Thursday, April 07, 2016

Running Yellow Lights

Last week I heard this great line: “Running yellow lights is not accepting life on life’s terms.” It’s so funny—and perfectly true.

It got me thinking about all the ways that Twelve-step recovery is trying, trying, trying to teach us how to live life as it is—and on its terms –both to limit our own pain, and the pain
we inflict on others.

Think about our sayings and slogans: One Day at a Time, Be Here Now and 
“Look down at your feet and stay where they are”.

I think about all the kinds of discomfort that I struggle with, and how much it’s almost always because I want to be somewhere other than right here where I am. Yesterday I had to walk several blocks from my office to another business location and I realized that the whole time I was walking that I wanted to be a block ahead of where I was. Even though it was a beautiful day I wanted to be there rather than here.

And, of course as soon as I got there, I wanted the next there not the here. I heard my mind doing this—and I realized it’s a constant state of mind. 
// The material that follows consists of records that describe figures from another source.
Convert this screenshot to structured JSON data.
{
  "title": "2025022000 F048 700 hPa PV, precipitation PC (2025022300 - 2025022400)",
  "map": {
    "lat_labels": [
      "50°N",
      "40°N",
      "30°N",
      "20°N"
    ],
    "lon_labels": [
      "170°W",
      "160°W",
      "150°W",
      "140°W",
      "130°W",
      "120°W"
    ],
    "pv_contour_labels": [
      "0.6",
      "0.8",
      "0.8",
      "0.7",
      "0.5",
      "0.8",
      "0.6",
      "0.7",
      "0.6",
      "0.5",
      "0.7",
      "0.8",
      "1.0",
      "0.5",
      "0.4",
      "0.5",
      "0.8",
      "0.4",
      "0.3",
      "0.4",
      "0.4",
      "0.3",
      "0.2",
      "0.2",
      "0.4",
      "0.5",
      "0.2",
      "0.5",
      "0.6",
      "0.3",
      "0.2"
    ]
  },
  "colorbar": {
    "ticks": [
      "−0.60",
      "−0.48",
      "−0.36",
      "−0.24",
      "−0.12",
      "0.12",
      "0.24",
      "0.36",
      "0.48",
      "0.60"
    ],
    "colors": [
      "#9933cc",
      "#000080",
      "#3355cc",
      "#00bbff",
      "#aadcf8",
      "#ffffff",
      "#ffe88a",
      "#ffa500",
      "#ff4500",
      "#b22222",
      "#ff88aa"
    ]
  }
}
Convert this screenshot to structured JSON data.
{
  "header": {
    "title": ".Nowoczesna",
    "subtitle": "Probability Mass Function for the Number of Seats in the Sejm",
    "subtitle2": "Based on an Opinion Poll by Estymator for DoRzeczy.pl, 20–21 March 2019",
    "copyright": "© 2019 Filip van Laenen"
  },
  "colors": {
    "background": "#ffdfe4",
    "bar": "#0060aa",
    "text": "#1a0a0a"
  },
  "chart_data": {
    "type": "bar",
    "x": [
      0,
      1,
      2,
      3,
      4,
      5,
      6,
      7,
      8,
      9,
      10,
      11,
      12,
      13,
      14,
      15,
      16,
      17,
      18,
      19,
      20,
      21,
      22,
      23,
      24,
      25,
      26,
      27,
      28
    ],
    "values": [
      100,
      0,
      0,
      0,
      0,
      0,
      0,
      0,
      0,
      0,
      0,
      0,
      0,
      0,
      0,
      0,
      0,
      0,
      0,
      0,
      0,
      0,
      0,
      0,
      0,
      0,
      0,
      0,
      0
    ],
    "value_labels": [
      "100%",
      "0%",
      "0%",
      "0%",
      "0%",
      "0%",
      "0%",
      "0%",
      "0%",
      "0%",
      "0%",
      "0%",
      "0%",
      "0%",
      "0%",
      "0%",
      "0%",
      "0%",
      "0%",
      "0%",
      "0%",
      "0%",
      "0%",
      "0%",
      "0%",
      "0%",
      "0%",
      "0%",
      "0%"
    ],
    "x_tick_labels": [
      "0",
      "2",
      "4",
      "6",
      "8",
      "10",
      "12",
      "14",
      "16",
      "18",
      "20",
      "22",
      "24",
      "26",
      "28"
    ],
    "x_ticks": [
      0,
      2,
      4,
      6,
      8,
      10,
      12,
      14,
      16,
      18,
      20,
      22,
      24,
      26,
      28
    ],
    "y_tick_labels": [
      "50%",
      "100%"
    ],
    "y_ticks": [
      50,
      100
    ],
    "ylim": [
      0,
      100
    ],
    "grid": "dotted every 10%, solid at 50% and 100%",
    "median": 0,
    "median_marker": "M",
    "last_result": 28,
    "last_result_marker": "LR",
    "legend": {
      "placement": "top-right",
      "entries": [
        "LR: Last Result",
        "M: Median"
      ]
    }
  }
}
And its not just when I am walking. It’s also when I’m driving: When I stop at an intersection I want to be on the other side of it, not on this side. When I read a book I want to know what going to happen instead of enjoying what the writer is showing me now. When I am listening to a CD I want to be on the next track or the next disc—not this one. No matter the form or place or idea, I want to be there. But when I get there I’m not really there at all; I’m still longing for the next there. 

I do this with things too. I can long for a pair of new boots or handbag or coat, but shockingly soon after I get it, I’m thinking about some other thing that I imagine I’ll like a lot. That thing will be the next right thing. It’s just another way of trying to get there instead of fully experiencing being here.

As active addicts we were all about grasping and craving and clinging, and now in recovery we have softened our behavior and changed our medium. But still. When I drive through an intersection and think, “Here I go,” or when I want to be over there and not here, or when I want a different dress or purse or necklace--I’m not living life on life’s terms.

Maybe, just maybe, I could let that next yellow light be my clear signal.